So, normally I'm fully in the camp of planning out your work and then reviewing the plans for flaws, iterating on the plans until satisfied, and only then starting to cut the final code. But just this week I ran into an interesting situation.
The situation was this, we needed a way to get rough schedules for when multiple projects would be delivered and good estimate of month-by-month capacity to take on new work for a development organization of about 400 people. No problem, right? Just go out and buy one of the inumerable tools that vendors are more than willing to sell you, right?
Yeah, right. But we needed it by next week.
So I suggested we build a CAT (Cheap Ass Tool).
Would we ever ship this tool (like to customers)? No.
Would we be keeping this tool around and iterating on it until it is perfect? No.
Did we need to cover every use case and edge condition? Oh, hell no.
And that's how I found myself doing XP (well, really just pair programming kind of... read on).

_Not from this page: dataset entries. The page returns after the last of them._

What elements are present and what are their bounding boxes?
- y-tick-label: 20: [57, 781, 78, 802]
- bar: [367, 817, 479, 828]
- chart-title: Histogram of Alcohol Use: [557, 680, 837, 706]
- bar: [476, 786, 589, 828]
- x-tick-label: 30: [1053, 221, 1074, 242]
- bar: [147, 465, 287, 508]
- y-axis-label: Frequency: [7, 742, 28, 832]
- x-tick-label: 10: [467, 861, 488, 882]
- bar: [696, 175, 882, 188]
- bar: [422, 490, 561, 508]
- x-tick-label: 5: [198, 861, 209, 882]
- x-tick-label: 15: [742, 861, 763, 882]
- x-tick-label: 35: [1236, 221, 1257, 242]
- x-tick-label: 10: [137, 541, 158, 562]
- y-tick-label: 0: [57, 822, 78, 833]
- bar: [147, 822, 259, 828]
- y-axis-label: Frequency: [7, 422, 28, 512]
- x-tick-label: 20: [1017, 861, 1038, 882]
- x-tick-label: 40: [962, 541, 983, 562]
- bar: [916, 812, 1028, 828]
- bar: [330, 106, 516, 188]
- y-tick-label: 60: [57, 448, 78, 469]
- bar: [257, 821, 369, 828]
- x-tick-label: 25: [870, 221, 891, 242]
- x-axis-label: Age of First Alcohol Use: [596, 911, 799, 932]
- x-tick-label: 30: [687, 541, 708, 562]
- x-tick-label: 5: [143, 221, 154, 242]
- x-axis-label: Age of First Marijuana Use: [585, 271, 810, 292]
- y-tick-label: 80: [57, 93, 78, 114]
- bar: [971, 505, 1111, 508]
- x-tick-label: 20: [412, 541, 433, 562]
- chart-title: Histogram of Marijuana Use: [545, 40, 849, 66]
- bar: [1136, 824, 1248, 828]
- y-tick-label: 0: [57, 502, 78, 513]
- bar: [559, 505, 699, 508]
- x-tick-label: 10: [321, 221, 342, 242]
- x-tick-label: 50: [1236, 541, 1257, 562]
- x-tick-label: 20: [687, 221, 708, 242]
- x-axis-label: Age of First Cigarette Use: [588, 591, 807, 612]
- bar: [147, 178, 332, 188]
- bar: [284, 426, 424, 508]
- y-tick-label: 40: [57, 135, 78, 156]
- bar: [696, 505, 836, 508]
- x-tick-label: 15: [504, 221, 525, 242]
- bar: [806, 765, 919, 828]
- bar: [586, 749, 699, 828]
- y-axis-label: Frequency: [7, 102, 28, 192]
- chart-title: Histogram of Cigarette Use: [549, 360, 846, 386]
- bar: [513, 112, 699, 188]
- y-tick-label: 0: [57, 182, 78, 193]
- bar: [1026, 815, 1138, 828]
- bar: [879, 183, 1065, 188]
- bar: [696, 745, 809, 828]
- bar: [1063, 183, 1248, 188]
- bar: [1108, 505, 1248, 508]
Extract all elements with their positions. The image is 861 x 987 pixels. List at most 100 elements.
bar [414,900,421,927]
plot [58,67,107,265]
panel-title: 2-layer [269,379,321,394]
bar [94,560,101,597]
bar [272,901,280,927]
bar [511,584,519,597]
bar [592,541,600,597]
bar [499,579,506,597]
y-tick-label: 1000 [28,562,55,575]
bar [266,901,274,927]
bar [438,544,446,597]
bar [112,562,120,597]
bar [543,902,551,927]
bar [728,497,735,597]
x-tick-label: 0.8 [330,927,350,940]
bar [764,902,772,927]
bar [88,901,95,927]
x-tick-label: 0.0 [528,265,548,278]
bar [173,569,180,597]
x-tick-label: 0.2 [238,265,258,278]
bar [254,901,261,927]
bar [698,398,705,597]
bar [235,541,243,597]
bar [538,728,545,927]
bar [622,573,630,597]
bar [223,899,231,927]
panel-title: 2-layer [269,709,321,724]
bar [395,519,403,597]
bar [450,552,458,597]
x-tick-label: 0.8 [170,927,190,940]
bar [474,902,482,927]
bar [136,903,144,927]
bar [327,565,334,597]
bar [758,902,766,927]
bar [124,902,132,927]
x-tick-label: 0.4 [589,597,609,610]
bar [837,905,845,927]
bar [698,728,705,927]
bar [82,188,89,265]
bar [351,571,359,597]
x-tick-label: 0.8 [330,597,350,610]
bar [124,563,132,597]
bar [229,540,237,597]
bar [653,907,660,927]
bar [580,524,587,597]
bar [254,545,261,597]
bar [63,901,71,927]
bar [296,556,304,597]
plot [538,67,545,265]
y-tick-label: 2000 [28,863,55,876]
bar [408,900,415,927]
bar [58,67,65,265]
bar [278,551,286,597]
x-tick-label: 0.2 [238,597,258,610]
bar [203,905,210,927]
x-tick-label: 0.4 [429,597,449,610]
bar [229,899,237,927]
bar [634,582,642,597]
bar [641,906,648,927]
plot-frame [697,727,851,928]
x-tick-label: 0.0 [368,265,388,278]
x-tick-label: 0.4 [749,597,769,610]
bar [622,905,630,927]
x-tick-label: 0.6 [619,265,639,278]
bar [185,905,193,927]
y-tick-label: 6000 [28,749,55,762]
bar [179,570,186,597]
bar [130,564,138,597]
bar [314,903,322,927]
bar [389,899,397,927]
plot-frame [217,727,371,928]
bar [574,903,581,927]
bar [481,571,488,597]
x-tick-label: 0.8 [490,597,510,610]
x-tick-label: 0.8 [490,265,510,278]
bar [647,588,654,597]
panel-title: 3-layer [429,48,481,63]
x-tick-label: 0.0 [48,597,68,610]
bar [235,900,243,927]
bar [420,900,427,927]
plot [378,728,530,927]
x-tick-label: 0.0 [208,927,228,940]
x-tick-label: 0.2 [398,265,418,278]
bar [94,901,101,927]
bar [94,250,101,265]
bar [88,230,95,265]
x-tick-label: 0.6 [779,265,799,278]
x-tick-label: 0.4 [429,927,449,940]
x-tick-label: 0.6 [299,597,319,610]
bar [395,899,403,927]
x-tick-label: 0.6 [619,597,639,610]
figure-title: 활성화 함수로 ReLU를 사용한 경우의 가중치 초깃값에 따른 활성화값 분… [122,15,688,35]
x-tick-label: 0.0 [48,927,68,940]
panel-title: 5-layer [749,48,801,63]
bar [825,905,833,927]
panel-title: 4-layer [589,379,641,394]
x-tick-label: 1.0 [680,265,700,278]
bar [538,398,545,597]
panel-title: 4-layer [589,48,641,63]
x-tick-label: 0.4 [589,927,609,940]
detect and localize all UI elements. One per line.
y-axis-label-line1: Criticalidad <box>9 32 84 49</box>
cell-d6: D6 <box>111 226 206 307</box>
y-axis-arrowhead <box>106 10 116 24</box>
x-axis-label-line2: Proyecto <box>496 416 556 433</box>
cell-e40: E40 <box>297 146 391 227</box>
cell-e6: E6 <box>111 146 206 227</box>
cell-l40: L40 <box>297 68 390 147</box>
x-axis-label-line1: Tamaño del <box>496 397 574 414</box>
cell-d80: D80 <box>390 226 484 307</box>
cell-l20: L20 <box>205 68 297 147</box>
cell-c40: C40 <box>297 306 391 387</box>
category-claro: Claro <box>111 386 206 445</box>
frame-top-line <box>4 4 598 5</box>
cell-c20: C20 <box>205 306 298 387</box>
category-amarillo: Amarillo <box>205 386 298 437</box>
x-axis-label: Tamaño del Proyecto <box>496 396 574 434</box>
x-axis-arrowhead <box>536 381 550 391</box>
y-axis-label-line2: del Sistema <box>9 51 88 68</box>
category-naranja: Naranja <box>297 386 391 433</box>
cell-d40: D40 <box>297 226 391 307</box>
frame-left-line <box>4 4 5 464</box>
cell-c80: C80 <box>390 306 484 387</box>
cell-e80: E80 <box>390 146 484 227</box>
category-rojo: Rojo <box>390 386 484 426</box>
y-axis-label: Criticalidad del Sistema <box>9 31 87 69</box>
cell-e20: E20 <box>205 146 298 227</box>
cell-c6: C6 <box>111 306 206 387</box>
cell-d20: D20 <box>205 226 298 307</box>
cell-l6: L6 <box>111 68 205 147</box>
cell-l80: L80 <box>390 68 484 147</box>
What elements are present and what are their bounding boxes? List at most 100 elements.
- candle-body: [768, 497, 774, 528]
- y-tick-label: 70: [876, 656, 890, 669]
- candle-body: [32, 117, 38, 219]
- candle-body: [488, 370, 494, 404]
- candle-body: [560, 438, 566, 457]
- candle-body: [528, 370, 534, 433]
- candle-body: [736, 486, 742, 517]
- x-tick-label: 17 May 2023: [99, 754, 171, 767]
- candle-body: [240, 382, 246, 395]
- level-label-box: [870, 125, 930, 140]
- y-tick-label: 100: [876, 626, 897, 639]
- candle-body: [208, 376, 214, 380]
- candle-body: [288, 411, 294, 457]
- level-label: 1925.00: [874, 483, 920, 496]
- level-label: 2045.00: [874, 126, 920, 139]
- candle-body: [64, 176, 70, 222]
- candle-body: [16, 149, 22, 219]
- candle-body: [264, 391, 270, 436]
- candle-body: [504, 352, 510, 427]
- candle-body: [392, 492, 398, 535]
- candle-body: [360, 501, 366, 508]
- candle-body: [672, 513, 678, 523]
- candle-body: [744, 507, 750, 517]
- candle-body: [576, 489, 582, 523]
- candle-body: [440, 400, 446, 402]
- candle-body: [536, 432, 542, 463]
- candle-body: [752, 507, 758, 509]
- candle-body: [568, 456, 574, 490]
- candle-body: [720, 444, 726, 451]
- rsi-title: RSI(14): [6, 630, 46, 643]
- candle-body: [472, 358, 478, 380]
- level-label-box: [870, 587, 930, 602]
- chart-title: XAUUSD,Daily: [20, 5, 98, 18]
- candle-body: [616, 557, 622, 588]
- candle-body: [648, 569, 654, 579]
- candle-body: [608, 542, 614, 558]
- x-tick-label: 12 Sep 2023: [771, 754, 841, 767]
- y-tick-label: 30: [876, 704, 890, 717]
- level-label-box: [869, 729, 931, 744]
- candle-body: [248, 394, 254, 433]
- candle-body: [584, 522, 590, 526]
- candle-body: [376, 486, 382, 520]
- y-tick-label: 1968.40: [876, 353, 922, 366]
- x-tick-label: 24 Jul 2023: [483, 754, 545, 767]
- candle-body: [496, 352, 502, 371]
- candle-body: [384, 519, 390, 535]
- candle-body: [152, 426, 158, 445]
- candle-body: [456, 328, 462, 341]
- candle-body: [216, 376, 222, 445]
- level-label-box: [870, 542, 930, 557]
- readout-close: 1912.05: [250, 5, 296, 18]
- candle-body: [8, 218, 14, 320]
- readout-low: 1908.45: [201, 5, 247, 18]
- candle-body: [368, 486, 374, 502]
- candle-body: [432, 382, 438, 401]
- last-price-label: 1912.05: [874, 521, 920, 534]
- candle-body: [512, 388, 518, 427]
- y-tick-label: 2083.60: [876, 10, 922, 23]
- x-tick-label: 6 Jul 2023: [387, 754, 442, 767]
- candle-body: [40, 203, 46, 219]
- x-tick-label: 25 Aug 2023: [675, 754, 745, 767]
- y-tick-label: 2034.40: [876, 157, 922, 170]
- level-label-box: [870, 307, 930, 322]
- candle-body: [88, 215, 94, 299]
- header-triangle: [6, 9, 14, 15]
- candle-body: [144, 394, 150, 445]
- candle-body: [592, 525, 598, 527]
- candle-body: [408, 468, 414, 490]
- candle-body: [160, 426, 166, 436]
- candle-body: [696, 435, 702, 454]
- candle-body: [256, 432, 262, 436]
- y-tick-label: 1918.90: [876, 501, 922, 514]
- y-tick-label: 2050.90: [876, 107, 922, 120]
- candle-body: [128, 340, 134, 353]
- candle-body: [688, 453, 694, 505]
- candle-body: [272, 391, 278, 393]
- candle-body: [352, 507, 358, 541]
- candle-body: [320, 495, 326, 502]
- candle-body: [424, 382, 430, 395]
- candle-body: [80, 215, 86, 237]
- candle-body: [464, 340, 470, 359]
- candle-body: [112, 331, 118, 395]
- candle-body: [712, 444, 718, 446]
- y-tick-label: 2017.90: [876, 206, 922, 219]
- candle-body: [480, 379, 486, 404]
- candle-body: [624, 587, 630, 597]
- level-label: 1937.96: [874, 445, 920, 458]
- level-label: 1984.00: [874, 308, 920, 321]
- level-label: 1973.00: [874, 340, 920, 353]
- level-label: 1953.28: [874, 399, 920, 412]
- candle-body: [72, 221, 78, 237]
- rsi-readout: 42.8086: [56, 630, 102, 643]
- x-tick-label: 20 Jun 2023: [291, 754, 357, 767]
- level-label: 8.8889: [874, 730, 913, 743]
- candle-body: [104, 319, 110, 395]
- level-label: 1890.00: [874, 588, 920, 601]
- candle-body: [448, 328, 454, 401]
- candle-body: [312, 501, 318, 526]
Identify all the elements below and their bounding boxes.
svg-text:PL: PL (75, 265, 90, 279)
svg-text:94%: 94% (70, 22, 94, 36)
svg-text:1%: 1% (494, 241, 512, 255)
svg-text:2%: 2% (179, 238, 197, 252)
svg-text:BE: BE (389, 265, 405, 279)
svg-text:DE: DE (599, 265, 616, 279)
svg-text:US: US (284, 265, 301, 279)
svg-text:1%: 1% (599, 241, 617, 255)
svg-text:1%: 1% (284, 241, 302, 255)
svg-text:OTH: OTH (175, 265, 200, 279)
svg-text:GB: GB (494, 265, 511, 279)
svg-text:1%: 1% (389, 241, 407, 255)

Now, I didn't realize that it was XP at first. I mean, I was just sitting in my office with the project manager responsible for handing the final reports to the VPs and a director who would have to use the tool. They sat there and said things like, "We need to capture the project's priority." And I would nod and add priority to the database and add the "right thing" to the UI so you could edit it and report on it, etc.
We never bit off more than we could do right there and then. If something big like that came up, the project manager added it to a "parking lot" list that we'd address later. I should say up front that we spent a couple of days before this meeting to compare the spreadsheets that directors were using to do their own scheduling independently. So we had agreement in principle on what we were building.
Anyway, I'd add something and the director (looking over my shoulder) would say things like, "Didn't you want that to be an integer?" Or, "I think you're off by one in that loop." And that's the way we muddled along building a tool that about 20 or so people would end up using.
I find myself in situations like this one fairly often. I wouldn't want to build an OS this way. But for a "Cheap Ass Tool" it is really fast and effective. I suspect that it could have been made even more fast and effective if I knew a bit more about the formalism of XP.
A quick aside about the formalism of XP. I find it really ironic that agile methods (and XP in particular) tend to be really light on documentation, yet there are probably more books written on how to do it right than any other method. Yup. "Stay light, don't get bogged down with formalism and process. And here's a couple of books that will give you the formula to follow."
I mean, when exactly did you last see a book on the waterfall method? Try it. Go to Amazon and search books for "software extreme" and "software waterfall".
Anyway, back to my point...
To efficiently build any good CAT the end user and the person writing the tool must be partnered. They must be in the same room. That's because (obviously) there's no other way for the requirements of the user to get to the developer.
Hmm... maybe there really is a nice place for XP. I imagine that thousands of developers can't all be wrong (insert snide comment about any obsolete language or method here). I think that like Joel Spolsky points out, you've just got to realize upfront what kind of project you're working on.
I guess that for me, agile methods are alright for this kind of project.